Discover the therapeutic nature of music, art and movement
June 13 2019 12:06 AM
Sanah Thakur
Sanah Thakur

By Sanah Thakur

New to the collection of therapies researched into, is the engagement in arts; specifically visual arts, music engagement, movement based creative expression and writing. There has been an abundance of research into the psychological and physiological benefits of art-based interventions specifically with regards to depression, chronic stress and various cardiovascular diseases. While these benefits are published widely, people still remain sceptical and weary of their belief in the healing power of the arts. This week’s column hopes to shed some light and divert these beliefs. 

Visual Arts 
Visual art in its real sense has been used for expression of one’s identity, yet today we are forced to narrow our definition and engage in more technical forms of the practice. 
However, when left alone, even a trained artist listens to the flow of their identity while decorating a paper. Case studies in Psychological research, particularly in the use of arts in healing, revealed that art helps people express certain experiences that they find difficult to translate into words. Cancer patients were seen to explore the meanings behind their past, present and future using art therapy, which helped construct a positive identity as they dealt with their experience. A researcher (Guillemin) analysed 32 middle-aged women and found that they understood their heart condition much better when they were asked to ‘draw’ their disease. Art is also seen as a cathartic experience, allowing individuals to transfer their intense emotional feelings on to materials such as moulding clay, which often reveal unconscious symbols that are missed in verbal expression.
There has been a growing interest in the benefits of dance and movement as tools of healing. Movement-based creative expression involves non-verbal physical forms of expression usually seen in the structure of dance, yoga, tai-chi, chi-gong  and multiple more. Throughout history, we have constantly revisited the use of movement to celebrate, pray, connect and express ourselves. Using correct movements helps stimulate automatic systems of the body that generate a natural healing response within the body which alleviates pain and stiffness and creates positive emotional changes. What’s integral to the success of healing with movement is the synchronisation of our breath with each move we make. Moving with an awareness, initially guided by a conscious tracking of inhale and exhale counts, transforms movement into a form of meditation. The concepts of balance, slow motion and moving in circles helps to consolidate the need for this form of therapy.

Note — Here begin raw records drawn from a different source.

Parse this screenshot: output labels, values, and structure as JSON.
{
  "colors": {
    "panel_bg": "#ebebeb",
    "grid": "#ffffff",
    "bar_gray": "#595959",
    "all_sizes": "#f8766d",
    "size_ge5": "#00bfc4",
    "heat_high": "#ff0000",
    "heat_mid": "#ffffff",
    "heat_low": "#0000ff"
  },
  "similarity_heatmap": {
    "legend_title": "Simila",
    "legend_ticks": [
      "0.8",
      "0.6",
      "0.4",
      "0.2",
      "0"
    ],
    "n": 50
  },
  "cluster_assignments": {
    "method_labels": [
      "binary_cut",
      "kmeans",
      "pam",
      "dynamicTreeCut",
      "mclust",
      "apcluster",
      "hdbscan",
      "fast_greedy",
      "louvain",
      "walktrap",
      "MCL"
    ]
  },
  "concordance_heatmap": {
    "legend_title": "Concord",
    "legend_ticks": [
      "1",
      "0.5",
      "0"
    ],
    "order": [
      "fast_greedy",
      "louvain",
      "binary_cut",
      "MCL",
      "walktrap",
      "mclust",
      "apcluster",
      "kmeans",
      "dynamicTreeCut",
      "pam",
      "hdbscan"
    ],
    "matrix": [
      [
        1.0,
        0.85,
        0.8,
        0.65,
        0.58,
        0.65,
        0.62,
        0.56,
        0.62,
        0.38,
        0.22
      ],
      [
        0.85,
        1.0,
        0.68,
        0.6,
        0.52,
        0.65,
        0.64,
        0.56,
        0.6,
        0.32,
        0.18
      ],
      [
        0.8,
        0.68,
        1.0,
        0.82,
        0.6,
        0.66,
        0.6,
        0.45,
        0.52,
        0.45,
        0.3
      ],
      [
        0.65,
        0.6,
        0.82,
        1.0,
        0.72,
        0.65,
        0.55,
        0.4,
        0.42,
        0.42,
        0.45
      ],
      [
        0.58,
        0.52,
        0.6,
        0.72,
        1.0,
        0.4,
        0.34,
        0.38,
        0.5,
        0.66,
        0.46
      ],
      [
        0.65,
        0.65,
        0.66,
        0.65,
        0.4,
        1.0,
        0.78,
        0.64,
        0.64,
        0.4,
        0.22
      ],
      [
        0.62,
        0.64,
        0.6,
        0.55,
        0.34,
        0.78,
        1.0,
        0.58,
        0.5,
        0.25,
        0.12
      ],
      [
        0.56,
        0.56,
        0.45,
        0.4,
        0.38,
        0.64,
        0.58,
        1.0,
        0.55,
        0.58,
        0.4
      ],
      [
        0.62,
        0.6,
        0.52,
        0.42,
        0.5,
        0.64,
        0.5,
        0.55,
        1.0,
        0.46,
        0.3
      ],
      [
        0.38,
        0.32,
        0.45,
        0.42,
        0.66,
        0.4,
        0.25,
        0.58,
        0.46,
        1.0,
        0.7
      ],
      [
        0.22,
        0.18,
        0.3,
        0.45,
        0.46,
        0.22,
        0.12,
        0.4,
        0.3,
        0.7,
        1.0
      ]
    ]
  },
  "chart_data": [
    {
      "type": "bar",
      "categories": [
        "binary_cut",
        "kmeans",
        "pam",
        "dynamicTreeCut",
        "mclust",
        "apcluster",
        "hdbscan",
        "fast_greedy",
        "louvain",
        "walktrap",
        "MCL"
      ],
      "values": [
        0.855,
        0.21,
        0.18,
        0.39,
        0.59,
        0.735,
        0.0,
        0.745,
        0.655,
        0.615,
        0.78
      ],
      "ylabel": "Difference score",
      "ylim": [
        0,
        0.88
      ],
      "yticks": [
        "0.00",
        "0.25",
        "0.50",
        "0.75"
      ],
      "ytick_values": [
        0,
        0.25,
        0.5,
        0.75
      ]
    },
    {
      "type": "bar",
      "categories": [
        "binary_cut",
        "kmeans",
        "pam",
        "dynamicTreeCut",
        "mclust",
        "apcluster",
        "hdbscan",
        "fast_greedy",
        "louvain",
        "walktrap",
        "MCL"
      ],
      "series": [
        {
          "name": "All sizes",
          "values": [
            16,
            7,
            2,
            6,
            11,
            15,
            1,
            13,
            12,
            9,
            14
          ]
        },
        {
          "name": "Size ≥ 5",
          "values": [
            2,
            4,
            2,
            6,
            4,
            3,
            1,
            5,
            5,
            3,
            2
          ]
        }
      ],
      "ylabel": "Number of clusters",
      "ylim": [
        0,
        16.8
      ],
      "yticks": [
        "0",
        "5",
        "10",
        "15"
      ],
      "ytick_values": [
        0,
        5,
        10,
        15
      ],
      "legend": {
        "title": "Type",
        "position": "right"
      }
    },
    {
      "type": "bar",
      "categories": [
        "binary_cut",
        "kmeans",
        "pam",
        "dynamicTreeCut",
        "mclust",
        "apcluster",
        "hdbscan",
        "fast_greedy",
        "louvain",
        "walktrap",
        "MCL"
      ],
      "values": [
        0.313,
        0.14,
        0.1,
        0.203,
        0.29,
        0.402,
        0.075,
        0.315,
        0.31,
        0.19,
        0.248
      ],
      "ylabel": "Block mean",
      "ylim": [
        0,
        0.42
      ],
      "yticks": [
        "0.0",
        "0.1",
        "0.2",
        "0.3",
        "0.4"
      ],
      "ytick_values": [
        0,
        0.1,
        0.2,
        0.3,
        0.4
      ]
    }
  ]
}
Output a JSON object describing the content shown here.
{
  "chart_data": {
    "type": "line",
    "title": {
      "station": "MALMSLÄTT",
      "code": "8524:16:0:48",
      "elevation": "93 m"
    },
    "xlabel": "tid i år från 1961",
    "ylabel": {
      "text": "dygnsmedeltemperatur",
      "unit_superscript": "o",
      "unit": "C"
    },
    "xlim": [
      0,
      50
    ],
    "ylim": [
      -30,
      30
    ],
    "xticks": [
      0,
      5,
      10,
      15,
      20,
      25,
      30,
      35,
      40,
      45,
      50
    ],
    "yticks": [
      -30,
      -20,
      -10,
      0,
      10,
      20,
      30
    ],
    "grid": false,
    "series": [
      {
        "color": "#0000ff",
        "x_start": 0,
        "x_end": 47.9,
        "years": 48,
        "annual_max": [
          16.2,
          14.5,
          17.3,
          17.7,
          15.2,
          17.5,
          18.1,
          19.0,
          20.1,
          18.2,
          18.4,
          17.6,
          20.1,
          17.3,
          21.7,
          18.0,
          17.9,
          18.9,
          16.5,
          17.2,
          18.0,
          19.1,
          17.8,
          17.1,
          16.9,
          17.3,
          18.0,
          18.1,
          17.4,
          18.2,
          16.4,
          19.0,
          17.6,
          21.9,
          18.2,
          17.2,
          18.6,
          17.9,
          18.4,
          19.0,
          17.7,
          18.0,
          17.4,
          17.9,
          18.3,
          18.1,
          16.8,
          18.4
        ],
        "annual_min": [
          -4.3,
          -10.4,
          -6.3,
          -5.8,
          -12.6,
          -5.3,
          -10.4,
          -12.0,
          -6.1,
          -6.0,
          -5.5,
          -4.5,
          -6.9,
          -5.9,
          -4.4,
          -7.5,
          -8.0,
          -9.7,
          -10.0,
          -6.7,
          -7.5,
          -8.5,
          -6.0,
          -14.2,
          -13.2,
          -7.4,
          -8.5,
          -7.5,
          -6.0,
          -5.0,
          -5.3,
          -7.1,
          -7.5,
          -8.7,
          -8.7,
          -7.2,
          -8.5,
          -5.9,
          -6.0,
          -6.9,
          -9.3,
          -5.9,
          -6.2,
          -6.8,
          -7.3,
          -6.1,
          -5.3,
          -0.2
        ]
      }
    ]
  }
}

Auditory stimulation has been empirically researched for benefits in abolishing pain and effectiveness as a strategy for achieving control over pain. Music is one of the most researched mediums of art and healing, with a primary focus on its ability to impact people with a soothing and calming effect. The basic co-rrelation between music and healthcare has been made in relation to its ability to reduce anxiety and restore emotional balance. This is biologically evidenced by brain scans displaying changes in neural activity (calmer in nature) when music is played. This calming effect in turn aids restoration in effective functioning of the immune system via the emotional hub of the brain; the amygdala. Research into music therapy has also focused on the use of music in the control of chronic cancer pain. The patients feel they have a better sense of control, it promotes wellness in their lives, reduces pain, increases immunity and decreases anxiety related to the disease. An additional study investigated the use of music therapy in combination with other creative arts mentioned above on self-reported degrees of anxiety, self-esteem and depression in women who had been assaulted by their partners. Though the sample size was considerably small, every participant, with consistent sessions over 3 months, revealed a significant decrease in anxiety and depression. These findings are crucial in proving the benefits of the arts in healing, not just from physical diseases but even emotional and psychological distress. 

I would advise that we segregate the profession from the pure art form and engage in a little of each consistently. It’s important to discover our body and minds’ natural way of expression, by providing constant access to the arts and letting our inner expression have fun. Go out and play with the arts!